1 lb plum, Italian Pruning (Approximately 18 to 20 plums)
1/2 cup sugar, Mixed with
2 teaspoons cinnamon
1 cup butter, Softened (2 sticks)
1 cup sugar
4 eggs, Beaten
2 cups flour, Sifted With
2 teaspoons baking powder, and
1/2 teaspoon salt

Steps:

  • Preheat oven to 350 degrees.
  • Grease Two 8-inch Round Pans with Butter.
  • Choose plums that are more blue in color than red, and are soft but not mushy. Cut the plums in half lengthwise, along the 'seam', removing the stone. If there's any fiber or remnants of a stem, trim the tip of the stem end with a paring knife. Set plum halves aside.
  • Mix two teaspoons of cinnamon with the half-cup of sugar and set aside.

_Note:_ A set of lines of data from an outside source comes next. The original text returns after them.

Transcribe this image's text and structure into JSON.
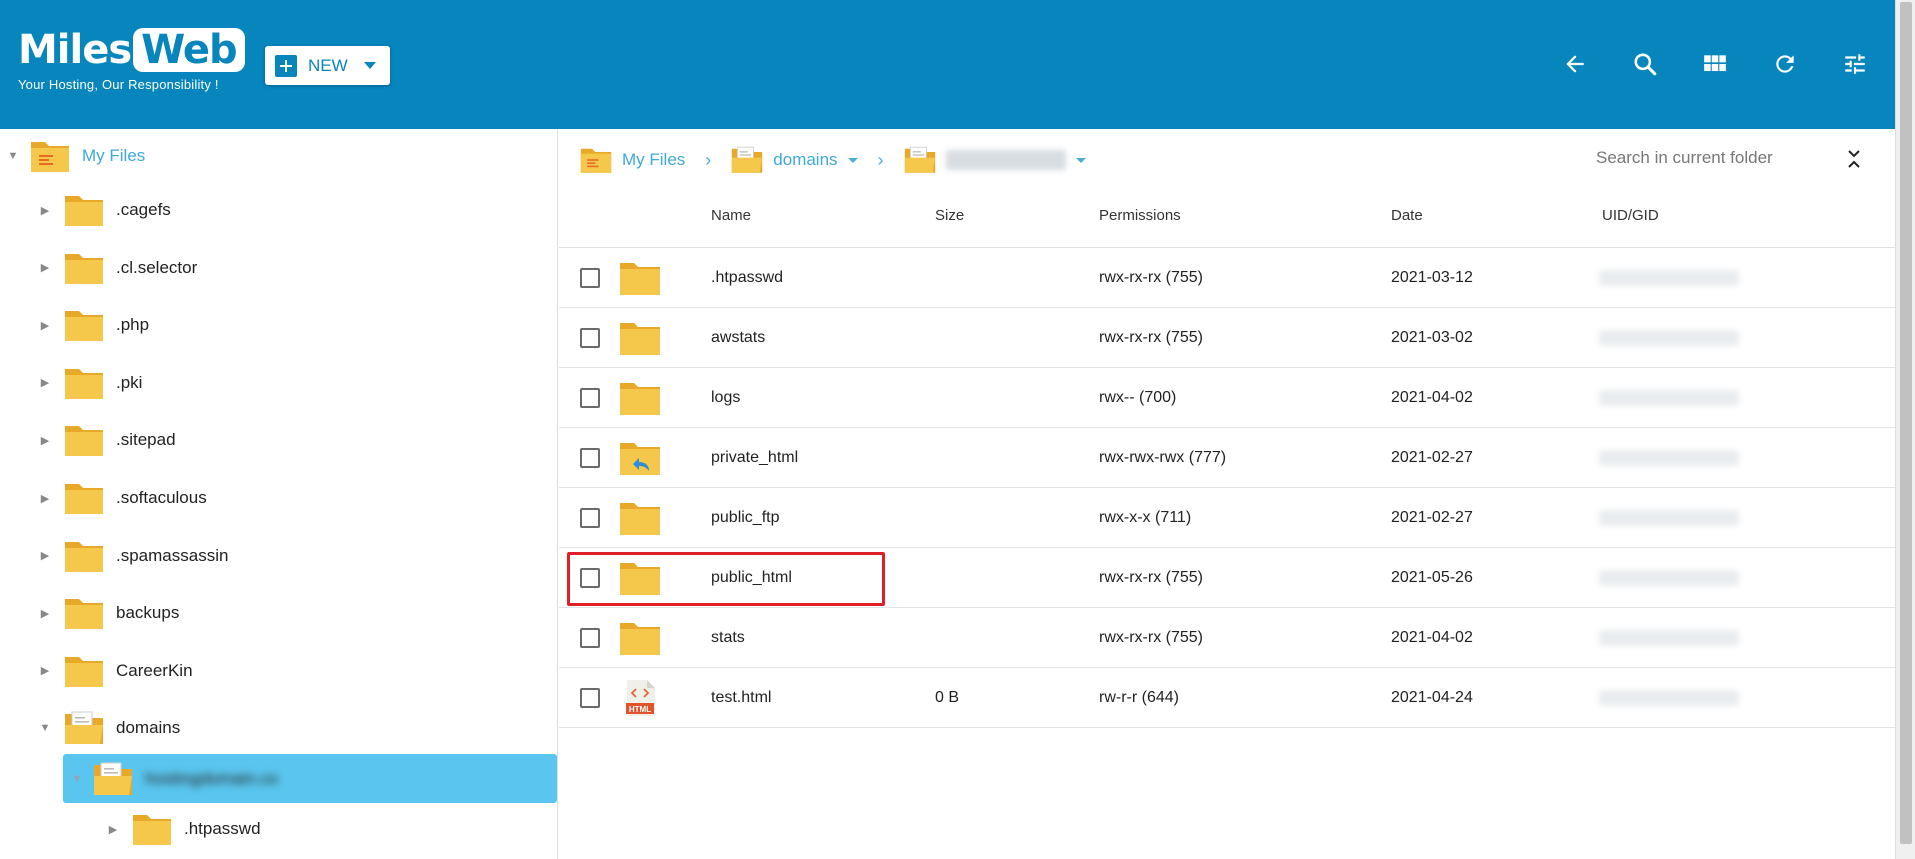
{
  "header": {
    "logo": {
      "miles": "Miles",
      "web": "Web",
      "tagline": "Your Hosting, Our Responsibility !"
    },
    "new_button": {
      "label": "NEW"
    },
    "tools": [
      {
        "name": "back-arrow-icon"
      },
      {
        "name": "search-icon"
      },
      {
        "name": "grid-view-icon"
      },
      {
        "name": "refresh-icon"
      },
      {
        "name": "settings-sliders-icon"
      }
    ],
    "color": "#0785bd"
  },
  "tree": {
    "root": {
      "label": "My Files"
    },
    "items": [
      {
        "label": ".cagefs"
      },
      {
        "label": ".cl.selector"
      },
      {
        "label": ".php"
      },
      {
        "label": ".pki"
      },
      {
        "label": ".sitepad"
      },
      {
        "label": ".softaculous"
      },
      {
        "label": ".spamassassin"
      },
      {
        "label": "backups"
      },
      {
        "label": "CareerKin"
      },
      {
        "label": "domains"
      }
    ],
    "selected_label": "hostingdomain.co",
    "child_label": ".htpasswd",
    "selected_color": "#5ac6ef"
  },
  "breadcrumb": {
    "root": "My Files",
    "level1": "domains"
  },
  "search": {
    "placeholder": "Search in current folder"
  },
  "table": {
    "columns": {
      "name": "Name",
      "size": "Size",
      "permissions": "Permissions",
      "date": "Date",
      "uid": "UID/GID"
    },
    "rows": [
      {
        "name": ".htpasswd",
        "size": "",
        "permissions": "rwx-rx-rx (755)",
        "date": "2021-03-12",
        "type": "folder"
      },
      {
        "name": "awstats",
        "size": "",
        "permissions": "rwx-rx-rx (755)",
        "date": "2021-03-02",
        "type": "folder"
      },
      {
        "name": "logs",
        "size": "",
        "permissions": "rwx-- (700)",
        "date": "2021-04-02",
        "type": "folder"
      },
      {
        "name": "private_html",
        "size": "",
        "permissions": "rwx-rwx-rwx (777)",
        "date": "2021-02-27",
        "type": "folder-link"
      },
      {
        "name": "public_ftp",
        "size": "",
        "permissions": "rwx-x-x (711)",
        "date": "2021-02-27",
        "type": "folder"
      },
      {
        "name": "public_html",
        "size": "",
        "permissions": "rwx-rx-rx (755)",
        "date": "2021-05-26",
        "type": "folder"
      },
      {
        "name": "stats",
        "size": "",
        "permissions": "rwx-rx-rx (755)",
        "date": "2021-04-02",
        "type": "folder"
      },
      {
        "name": "test.html",
        "size": "0 B",
        "permissions": "rw-r-r (644)",
        "date": "2021-04-24",
        "type": "html-file"
      }
    ],
    "html_badge": "HTML",
    "highlight_color": "#e01f26"
  }
}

  • In mixing bowl, cream the butter and sugar.
  • Add eggs, mixing until well blended.
  • Sift together the flour, baking powder and salt.
  • Add half of the flour mixture into the creamed butter, stirring just until smooth; then add the remaining dry ingredients, again being careful not to over-mix. Batter will be stiff.
  • Divide batter evenly into greased cake pans, spreading to fill pan to the sides.
  • Press plum halves into the top of the batter, cut side up, arranging them in tight rows. You should see very little cake batter. My mother always said ".
  • load 'em up!".
  • Sprinkle the cinnamon-sugar mixture evenly and generously over the top of each cake.
  • Bake in 350-degree oven for 30 to 35 minutes.
  • Cool completely.
  • While my mother would pooh-pooh it, you can serve with whipped cream. Enjoy!